Speaker: Eamonn Fingleton - Author and former editor for Forbes and Financial Times
Theme: The collapse of America's advanced manufacturing base has played a key role in the present world financial crisis. It is thanks to this decline that the American trade deficits have ballooned out of control in recent years, with the highly destabilizing result that more and more of the world's capital have been sucked into an American financial void.
The mirror opposite of America's performance has been that of Japan, which has now succeeded to America's erstwhile position as the world leader in highly capital-intensive and know-how-intensive manufacturing -- particularly in things that are almost invisible to the consumer (and virtually never noticed in the Western press) such as machine tools, advanced materials, and key components. By no coincidence Japan has become a huge capital exporter -- bigger indeed in real terms than the United States ever was at the zenith of American dominance of the world economy in the 1950s and 1960s.

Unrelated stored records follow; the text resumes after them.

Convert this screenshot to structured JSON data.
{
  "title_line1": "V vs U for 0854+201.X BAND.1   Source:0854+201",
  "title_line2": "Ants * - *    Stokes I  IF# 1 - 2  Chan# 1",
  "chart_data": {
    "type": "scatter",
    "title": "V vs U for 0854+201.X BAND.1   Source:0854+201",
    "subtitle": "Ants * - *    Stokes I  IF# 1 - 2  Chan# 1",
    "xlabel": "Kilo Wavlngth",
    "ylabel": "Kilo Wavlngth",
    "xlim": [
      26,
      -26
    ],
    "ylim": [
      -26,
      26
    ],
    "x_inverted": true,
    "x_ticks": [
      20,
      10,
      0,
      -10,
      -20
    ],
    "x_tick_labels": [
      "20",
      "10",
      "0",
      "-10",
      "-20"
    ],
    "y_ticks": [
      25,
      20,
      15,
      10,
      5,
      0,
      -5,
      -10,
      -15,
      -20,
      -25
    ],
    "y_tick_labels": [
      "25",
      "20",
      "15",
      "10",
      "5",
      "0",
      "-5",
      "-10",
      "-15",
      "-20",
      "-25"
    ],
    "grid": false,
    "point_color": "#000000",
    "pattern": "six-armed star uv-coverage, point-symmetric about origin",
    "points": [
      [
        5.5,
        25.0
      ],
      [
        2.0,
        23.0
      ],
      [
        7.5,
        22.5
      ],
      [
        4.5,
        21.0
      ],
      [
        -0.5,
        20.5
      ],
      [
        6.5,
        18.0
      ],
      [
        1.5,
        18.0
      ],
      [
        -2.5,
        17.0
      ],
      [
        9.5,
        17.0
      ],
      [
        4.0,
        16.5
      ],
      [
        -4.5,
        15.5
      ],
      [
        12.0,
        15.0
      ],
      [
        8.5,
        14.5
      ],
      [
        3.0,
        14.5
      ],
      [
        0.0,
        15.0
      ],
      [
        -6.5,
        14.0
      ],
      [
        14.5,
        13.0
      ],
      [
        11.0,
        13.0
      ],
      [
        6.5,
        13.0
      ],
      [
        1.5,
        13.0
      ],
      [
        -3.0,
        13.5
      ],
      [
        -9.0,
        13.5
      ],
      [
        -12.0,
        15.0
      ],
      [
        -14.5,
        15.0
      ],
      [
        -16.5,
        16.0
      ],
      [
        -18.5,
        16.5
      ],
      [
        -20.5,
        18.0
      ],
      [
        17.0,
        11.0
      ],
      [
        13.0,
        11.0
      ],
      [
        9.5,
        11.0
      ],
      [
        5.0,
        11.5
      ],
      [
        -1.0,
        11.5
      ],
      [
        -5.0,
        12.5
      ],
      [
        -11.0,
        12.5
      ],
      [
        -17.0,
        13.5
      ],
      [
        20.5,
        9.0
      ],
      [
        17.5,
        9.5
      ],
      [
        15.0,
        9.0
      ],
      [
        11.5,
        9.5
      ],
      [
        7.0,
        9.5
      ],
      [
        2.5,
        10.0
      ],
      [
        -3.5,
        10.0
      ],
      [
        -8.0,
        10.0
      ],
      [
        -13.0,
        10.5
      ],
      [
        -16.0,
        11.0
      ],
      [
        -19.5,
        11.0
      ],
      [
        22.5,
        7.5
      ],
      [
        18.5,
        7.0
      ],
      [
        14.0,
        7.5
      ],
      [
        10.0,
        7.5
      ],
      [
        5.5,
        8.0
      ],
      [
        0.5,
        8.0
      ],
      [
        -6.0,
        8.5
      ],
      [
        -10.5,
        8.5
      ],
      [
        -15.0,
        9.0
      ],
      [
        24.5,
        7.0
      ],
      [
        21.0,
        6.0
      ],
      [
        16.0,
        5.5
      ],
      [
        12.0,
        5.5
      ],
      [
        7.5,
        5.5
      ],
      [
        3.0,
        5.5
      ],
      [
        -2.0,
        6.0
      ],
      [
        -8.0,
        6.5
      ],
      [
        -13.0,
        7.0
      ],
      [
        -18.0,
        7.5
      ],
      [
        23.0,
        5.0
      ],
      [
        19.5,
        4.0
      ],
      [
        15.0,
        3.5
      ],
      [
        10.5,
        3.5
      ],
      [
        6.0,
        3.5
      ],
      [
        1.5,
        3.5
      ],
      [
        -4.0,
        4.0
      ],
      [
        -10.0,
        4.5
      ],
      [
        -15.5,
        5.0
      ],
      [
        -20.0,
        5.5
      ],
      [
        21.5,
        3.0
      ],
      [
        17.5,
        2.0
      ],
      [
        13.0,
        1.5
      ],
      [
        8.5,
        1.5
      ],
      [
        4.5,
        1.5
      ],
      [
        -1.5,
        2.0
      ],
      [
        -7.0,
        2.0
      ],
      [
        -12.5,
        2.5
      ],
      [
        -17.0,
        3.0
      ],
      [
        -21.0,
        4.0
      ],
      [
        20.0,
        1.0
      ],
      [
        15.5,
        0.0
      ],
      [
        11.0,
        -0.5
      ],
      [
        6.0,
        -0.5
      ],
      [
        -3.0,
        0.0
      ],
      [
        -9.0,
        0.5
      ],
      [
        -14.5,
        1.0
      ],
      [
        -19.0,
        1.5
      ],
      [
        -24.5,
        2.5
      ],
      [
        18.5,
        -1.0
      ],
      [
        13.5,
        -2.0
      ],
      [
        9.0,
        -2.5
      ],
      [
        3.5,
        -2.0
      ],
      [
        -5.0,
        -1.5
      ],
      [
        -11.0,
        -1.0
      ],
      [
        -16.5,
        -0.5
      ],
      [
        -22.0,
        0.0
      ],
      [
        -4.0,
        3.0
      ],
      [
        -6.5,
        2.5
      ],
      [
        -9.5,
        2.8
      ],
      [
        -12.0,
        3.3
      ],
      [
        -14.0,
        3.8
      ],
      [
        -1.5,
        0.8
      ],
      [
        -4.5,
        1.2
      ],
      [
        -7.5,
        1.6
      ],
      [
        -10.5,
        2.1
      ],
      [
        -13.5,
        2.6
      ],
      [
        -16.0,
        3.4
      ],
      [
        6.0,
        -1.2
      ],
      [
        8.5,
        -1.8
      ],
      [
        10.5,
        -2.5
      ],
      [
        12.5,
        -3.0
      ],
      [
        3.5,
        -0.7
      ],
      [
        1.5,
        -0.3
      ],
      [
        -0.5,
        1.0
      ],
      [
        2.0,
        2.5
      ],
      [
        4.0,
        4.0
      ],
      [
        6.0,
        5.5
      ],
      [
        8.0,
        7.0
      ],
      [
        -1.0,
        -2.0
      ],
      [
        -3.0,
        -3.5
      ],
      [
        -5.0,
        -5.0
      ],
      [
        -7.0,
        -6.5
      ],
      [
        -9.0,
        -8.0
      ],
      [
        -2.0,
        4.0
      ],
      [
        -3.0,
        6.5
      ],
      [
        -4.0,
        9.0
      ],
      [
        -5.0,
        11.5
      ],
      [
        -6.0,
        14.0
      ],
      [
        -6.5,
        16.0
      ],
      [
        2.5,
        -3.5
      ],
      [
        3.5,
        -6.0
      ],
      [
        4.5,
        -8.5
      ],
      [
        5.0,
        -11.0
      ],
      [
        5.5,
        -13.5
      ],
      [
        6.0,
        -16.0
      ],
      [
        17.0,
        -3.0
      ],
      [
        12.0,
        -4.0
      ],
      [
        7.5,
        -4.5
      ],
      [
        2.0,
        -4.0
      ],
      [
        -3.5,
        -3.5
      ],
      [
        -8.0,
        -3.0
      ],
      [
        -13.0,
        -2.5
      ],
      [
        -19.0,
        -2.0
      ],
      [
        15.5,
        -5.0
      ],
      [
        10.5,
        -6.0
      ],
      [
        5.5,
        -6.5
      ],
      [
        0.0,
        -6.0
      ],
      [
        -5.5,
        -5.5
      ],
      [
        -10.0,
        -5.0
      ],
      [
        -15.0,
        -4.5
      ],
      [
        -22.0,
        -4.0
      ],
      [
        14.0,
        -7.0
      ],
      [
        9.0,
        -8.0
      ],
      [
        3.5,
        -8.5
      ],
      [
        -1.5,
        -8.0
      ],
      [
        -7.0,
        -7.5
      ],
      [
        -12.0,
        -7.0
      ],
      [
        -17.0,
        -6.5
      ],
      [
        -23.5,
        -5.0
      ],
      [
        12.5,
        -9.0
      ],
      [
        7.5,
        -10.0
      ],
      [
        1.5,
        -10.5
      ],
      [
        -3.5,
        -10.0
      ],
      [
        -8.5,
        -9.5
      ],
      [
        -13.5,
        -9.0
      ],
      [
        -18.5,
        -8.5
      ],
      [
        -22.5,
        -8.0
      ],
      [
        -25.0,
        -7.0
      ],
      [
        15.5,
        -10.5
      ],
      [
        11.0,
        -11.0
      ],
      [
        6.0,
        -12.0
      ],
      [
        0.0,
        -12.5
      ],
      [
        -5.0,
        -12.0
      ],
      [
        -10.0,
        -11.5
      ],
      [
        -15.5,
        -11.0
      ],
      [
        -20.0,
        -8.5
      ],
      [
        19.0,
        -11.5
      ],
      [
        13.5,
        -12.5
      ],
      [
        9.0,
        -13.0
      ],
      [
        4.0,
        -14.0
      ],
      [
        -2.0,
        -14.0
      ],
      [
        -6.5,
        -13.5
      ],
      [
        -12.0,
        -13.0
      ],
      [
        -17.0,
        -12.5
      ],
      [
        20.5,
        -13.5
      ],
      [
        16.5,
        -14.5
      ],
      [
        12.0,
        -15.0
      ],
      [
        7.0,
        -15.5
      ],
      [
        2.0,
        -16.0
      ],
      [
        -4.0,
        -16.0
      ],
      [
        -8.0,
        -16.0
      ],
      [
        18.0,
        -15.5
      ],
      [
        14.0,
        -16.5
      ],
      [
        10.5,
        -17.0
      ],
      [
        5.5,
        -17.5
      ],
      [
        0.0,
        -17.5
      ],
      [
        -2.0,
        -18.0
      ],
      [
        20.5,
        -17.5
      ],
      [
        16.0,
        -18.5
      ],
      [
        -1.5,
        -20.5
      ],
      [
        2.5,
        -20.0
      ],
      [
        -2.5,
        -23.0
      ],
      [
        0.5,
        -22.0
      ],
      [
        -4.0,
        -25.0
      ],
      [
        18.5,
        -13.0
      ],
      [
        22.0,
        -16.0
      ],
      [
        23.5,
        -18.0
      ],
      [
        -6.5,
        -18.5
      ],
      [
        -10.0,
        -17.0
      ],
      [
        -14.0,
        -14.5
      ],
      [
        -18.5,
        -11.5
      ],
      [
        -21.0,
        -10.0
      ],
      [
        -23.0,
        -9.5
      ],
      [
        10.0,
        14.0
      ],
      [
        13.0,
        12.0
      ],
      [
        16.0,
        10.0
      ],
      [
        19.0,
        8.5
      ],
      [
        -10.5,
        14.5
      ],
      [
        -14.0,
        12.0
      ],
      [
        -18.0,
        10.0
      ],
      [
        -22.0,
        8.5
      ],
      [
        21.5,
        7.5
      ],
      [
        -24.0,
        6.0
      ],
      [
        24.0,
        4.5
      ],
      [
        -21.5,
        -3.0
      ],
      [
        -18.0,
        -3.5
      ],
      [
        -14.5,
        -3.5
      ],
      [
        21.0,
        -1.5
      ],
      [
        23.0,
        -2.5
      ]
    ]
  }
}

As a percentage of GDP, America's current account deficits in recent years represent the worst peacetime trade performances of any major nation since Italy in 1924 -- the year before Mussolini seized absolute power. Unlike Italy in 1924, however, America's trade deficits are "baked in" (because America's erstwhile biggest exporters have shut their factories and sold their equipment). In that sense the real comparison is with the final "basket case" years of the Ottoman Empire. If the United States were a company, it would long ago have been declared bankrupt.
Profile: Eamonn Fingleton, a former editor for Forbes and the Financial Times, has been monitoring East Asian economics since he met China's supreme leader Deng Xiaoping in 1986 as a member of a U.S. financial delegation. In Blindside, a controversial 1995 analysis praised by J.K. Galbraith and Bill Clinton, he showed that America was losing its leadership in advanced manufacturing to Japan. His 1999 book, In Praise of Hard Industries, anticipated the American Internet stock crash of 2000. In his 2008 book, In the Jaws of the Dragon, he issues a challenge to the conventional view that China is converging to Western economic and political forms.